Mondo

la lettera

Caro Direttore,

sul Corriere della sera Pierluigi Battista ha adoperato le parole giuste per commentare l'incredibile e oltremodo stigmatizzabile comportamento dell'Ordine nazionale dei giornalisti nei confronti di Magdi Cristiano Allam, reo di aver puntato il dito contro le criminali manifestazioni egemoniche degli estremisti islamici. Vorrei esprimere anch'io, che del Corriere sono giornalista, la mia totale solidarietà ad Allam. L'Ordine è un organismo autoritario che non trova riscontri in alcun paese europeo; nasce da una concezione superfascista dello Stato: è oggi non inutile, gravemente dannoso a ogni principio di libertà sì che una nazione civile l'avrebbe abolito da decenni. E in ordine all'Ordine posso citare anche la mia piccola esperienza istruttiva pur se benvero non paragonabile a quella, estrema, di Allam. Quando nel 1979 venni assunto al Corriere della sera i Salotti milanesi, spalleggiati dal Pci e dall'ufficio stampa della Scala, scatenarono la reazione contro di me; ci fu una raccolta di firme della cultura italiana; e l'Ordine della Lombardia, allora presieduto da un Carlo De Martino, per non mancare di correre in soccorso degli apparenti (allora) vincitori, mi denunciò a quello mio di appartenenza per incompatibilità collo status giornalistico dal momento ch'ero anche professore; e me la cavai solo per aver trovato una precedente sentenza relativa a Giovanni Spadolini che statuiva i maestri di una certa disciplina poter e dover insegnare.

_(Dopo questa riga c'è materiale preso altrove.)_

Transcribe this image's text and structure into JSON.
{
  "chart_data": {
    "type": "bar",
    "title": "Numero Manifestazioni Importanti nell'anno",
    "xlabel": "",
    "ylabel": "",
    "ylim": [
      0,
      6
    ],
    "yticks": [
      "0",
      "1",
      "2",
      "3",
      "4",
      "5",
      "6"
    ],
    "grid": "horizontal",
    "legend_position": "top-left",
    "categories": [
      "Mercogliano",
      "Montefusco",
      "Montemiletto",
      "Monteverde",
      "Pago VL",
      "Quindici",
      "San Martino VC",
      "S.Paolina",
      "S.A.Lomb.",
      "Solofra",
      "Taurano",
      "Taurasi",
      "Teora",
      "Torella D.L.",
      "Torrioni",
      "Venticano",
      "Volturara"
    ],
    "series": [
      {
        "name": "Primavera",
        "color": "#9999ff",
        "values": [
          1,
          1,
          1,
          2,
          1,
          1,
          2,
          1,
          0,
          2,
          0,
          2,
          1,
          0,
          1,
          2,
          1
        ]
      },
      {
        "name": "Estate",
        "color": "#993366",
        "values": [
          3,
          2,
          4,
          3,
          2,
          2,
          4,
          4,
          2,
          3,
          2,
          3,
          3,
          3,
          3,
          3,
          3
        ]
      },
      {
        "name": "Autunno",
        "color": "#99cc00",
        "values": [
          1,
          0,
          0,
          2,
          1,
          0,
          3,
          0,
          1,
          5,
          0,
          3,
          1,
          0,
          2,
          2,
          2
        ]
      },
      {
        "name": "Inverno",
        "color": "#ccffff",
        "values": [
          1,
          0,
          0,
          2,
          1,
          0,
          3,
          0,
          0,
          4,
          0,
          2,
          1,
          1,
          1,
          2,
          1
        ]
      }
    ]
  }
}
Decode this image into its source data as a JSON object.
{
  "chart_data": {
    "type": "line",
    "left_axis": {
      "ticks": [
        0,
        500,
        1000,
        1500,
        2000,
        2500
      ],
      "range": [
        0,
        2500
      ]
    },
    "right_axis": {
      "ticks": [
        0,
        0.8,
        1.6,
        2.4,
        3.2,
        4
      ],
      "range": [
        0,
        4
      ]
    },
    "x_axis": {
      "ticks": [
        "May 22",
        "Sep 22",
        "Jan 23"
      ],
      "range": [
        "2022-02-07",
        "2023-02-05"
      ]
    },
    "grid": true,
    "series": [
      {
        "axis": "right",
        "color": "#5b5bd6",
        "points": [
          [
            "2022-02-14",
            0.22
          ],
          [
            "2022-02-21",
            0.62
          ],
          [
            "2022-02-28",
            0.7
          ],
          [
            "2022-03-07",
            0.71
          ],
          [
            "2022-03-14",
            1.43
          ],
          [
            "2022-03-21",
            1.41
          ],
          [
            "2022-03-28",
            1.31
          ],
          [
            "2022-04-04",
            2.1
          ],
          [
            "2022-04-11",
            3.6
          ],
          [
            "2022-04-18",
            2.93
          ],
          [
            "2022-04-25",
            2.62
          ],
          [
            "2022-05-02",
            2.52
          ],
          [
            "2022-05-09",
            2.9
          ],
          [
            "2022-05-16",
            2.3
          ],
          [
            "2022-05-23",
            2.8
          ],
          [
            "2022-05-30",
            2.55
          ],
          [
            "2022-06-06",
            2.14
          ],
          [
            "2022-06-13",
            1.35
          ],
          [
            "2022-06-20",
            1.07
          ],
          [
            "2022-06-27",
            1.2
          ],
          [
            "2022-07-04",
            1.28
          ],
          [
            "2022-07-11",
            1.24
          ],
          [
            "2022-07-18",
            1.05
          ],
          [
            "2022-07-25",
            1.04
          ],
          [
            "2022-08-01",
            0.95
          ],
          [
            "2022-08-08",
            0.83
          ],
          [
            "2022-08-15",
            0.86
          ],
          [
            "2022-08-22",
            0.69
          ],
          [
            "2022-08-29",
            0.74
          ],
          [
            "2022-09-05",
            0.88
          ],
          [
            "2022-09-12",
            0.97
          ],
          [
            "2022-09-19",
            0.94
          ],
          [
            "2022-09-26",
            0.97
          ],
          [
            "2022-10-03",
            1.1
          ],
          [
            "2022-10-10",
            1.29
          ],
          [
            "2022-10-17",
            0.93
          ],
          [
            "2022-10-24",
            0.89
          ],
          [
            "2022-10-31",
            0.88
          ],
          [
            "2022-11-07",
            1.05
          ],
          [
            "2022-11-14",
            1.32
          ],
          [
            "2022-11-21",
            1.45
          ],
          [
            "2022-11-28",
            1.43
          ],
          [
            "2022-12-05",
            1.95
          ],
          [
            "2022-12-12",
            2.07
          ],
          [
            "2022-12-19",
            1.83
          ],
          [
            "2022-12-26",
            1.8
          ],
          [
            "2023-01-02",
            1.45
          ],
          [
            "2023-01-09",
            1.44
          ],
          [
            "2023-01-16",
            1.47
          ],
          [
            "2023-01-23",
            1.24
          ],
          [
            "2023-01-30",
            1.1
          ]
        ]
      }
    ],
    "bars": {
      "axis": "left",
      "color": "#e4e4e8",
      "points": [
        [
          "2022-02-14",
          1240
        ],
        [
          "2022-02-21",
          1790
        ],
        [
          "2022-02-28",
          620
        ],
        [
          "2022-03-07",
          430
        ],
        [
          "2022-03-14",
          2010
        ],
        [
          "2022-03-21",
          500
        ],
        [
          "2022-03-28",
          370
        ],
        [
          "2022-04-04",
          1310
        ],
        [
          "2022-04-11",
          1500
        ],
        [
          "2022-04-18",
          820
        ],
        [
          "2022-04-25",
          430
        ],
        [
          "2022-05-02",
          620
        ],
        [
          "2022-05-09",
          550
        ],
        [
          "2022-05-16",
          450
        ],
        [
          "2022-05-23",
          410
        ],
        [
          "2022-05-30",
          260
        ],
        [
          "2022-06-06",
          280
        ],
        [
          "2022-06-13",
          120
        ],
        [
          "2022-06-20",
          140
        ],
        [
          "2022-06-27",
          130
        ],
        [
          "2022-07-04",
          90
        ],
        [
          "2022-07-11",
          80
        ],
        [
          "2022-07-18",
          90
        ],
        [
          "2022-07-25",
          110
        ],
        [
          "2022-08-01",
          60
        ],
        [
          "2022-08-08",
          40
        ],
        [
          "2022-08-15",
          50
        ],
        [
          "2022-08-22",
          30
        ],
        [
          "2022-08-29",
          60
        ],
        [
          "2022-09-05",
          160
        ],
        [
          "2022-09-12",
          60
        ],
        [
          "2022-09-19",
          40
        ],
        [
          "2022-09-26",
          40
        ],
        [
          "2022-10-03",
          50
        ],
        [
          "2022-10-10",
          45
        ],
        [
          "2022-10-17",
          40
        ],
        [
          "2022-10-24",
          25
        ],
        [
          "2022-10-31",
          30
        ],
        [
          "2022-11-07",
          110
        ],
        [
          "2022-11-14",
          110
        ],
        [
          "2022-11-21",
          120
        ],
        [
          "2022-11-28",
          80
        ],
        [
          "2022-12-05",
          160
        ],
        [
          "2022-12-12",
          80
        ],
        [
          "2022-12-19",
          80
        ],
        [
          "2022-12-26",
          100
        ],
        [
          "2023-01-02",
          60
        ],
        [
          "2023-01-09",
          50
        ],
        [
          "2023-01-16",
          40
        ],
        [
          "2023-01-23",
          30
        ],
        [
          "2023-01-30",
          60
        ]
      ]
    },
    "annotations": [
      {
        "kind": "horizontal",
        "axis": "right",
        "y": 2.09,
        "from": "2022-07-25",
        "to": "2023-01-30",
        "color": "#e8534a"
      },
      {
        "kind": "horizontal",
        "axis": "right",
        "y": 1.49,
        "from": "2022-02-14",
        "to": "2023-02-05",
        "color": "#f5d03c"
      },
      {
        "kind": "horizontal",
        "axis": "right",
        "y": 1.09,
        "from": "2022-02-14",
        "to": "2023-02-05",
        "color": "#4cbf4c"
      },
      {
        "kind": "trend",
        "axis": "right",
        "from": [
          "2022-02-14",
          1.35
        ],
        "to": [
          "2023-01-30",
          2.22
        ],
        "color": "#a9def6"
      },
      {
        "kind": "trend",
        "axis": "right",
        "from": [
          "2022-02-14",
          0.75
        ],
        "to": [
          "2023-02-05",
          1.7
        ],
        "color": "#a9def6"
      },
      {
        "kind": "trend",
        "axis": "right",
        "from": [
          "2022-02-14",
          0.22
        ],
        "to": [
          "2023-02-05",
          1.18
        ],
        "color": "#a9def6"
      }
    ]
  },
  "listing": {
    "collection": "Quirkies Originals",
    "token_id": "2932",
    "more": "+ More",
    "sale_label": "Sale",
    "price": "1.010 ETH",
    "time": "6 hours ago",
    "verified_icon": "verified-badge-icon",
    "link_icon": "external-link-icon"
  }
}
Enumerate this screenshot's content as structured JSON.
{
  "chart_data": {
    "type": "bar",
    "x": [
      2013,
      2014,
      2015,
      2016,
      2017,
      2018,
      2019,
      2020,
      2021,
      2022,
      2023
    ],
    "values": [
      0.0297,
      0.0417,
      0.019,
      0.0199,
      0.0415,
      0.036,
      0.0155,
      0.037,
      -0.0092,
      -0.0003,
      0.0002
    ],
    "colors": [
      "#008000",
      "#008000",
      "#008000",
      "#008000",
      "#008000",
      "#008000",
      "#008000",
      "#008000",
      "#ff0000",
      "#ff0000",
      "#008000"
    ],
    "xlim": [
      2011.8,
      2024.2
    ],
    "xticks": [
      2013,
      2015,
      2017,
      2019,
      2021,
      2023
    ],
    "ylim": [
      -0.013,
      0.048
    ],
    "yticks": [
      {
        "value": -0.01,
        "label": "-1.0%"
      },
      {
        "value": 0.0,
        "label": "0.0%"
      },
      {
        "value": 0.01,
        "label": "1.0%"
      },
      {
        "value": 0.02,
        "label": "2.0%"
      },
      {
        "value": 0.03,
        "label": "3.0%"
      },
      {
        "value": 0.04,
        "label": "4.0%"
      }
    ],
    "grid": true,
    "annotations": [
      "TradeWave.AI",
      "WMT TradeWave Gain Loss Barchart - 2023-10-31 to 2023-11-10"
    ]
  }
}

Subito dopo il critico musicale Teodoro Celli, che non era stato dal Messaggero chiamato nella sua Milano, inviò al direttore del Corriere Alberto Cavallari, in mano al Pci (e che, odiando tutti, odiava particolarmente Zincone, Feltri e me), una lettera nella quale affermava che io ero stato assunto dal predecessore Franco Di Bella per il fatto d'esser l'amante del grande Giovanni Testori, che a Di Bella mi aveva raccomandato: e l'Ordine nazionale rigettò il mio ricorso contro il Cavallari che, per impedirmi di querelare il Celli, non volle dare a mie mani la missiva e nemmeno rilasciarmi un documento attestante il suo contenuto infamante: che io conoscevo avendo avuta consegnata da Di Bella analoga lettera nella quale il Celli si vantava di aver scritto al Cavallari nello stesso senso. Di lettere, mi disse il professor Alberto Crespi, me ne occorrevano due perché vi fosse il requisito della pubblicità del reato; l'Ordine sentenziò che il direttore non era tenuto a ostendere corrispondenza privata: quasi che l'accusa del Celli non fosse stata inviata al Cavallari, come a Di Bella, nella qualità. Tanto per ricordarlo al lettore, il Cavallari portò il Corriere in prima linea contro Enzo Tortora nel suo calvario giudiziario: Tortora era innocentissimo.

Da ultimo, all'inizio del 2013, quando il soprintendente della Scala mi dichiarò persona non grata, l'Ordine nazionale (e, si badi bene, su mia sollecitazione, altrimenti nemmeno questo avrebbe fatto!) si limitò alla foglia di fico di un generico documento di protesta e non richiese, come io avrei desiderato, un incontro col ministro dei Beni culturali, della Scala massimo sovventore, perché agisse di conseguenza.

Sia chiaro, se definisco l'Ordine come lo definisco, non ho certo migliore opinione della Federazione Nazionale della Stampa, fra i principali colpevoli della proletarizzazione dello stato del giornalista; inutile dire che da anni non ne faccio parte.